Les people espionnés se rebiffent

ESPIONNAGE

Depuis l’éclatement de l’affaire des écoutes illégales du tabloïd anglais New of The World, la liste des personnalités espionnées ne cesse de s’allonger.

Si les responsables de l’empire médiatique de Rupert Murdoch espéraient, par quelques gestes d’apaisement, éteindre le scandale qui frappe le journal New of the World, c’est raté.En effet, ni les pages de publicité achetées dans les journaux britanniques pour publier un texte d’excuses signé du milliardaire d’origine australienne, ni les démissions successives de deux de ses plus proches collaborateurs, ni les déclarations désapprouvant les écoutes illégales n’auront suffi. Hier, Rebekah Brooks, ancienne rédactrice en chef du magazine à sensation, a été arrêtée. La quadragénaire à la flamboyante chevelure rousse est soupçonnée d’avoir, au minimum, connu l’existence de milliers d’écoutes illégales qui garantissaient au tabloïd ses<<scoops>>, des plus petits aux plus lourds, et d’avoir participé à des actes de corruption. Les ruines de ce journal, qui a publié son dernier numéro la semaine dernière après 168 années passées à traquer les infidélités, les frasques et les petits secrets des grands de ce monde,sont encore passées à la concasseuse par les révélations de ses méthodes et surtout, des personnalités qui en étaient victimes. On découvre ainsi que c’est l’ensemble de la planète people britannique qui a été espionnée.Des sportifs, dont les footballeurs David Beckham et Ryan Giggs. Des acteurs comme Hugh Grant,Sienna Miller et son ancien  compagnon Jude Law, des top-modèles, comme Elle Macpherson….

Ministres espionnés,policiers corrompus…

Mais aussi les membres de la famille royale: le princeCharles et son épouse Camilla, William et Harry. Pour des informations aussi essentielles que l’élongation d’un tendon du genou pour le prince William, ou des tensions de couple pour le prince Harry après qu’il s’en fut allé s’encanailler dans un club de strip-tease. Et puis des hommes politiques, comme le maire de Londres, Boris Johnson, ou l’ancien premier ministre Gordon Brown. En tout, l’hebdomadaire du dimanche est soupçonné d’avoir mis sur écoute environ 4.000 personnes au cours des années 2000. Et d’avoir payé certains<<informateurs>>, tels des policiers chargés de la protection de la famille royale.

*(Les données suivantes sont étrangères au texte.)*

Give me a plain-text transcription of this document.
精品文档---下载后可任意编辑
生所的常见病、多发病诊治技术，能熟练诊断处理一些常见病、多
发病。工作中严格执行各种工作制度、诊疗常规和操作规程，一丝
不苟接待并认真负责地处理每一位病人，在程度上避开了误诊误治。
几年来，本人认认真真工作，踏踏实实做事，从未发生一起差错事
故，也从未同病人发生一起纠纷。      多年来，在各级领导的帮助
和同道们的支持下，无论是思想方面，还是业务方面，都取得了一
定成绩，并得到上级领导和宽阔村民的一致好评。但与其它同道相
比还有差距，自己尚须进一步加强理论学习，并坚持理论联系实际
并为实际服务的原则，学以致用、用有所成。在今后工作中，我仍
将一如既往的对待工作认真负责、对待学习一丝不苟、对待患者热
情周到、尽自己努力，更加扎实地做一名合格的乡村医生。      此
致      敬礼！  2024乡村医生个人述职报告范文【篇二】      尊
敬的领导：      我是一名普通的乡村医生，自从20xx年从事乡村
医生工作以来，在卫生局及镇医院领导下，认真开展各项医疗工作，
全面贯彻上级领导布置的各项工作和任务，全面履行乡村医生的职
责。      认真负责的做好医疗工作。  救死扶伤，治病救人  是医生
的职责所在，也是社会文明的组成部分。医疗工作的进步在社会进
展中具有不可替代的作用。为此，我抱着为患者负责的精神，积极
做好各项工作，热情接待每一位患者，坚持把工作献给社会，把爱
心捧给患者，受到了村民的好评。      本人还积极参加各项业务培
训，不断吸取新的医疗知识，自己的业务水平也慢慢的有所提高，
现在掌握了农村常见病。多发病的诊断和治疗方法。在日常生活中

A chaque jour ses nouvelles révélations. Les enquêteurs de Scotland Yard doivent depuis quelques jours composer avec des accusations les concernant : Sir Paul Stephenson, l’un des plus hauts gradés de la police britannique, semble avoir entretenus des liens avec l’un des anciens collaborateurs du journal, arrêté il y a peu. Le policier aurait ainsi profité d’une quinzaine de séjours dans des hôtels de luxe aux frais de News International, l’entreprise dont dépend le magazine.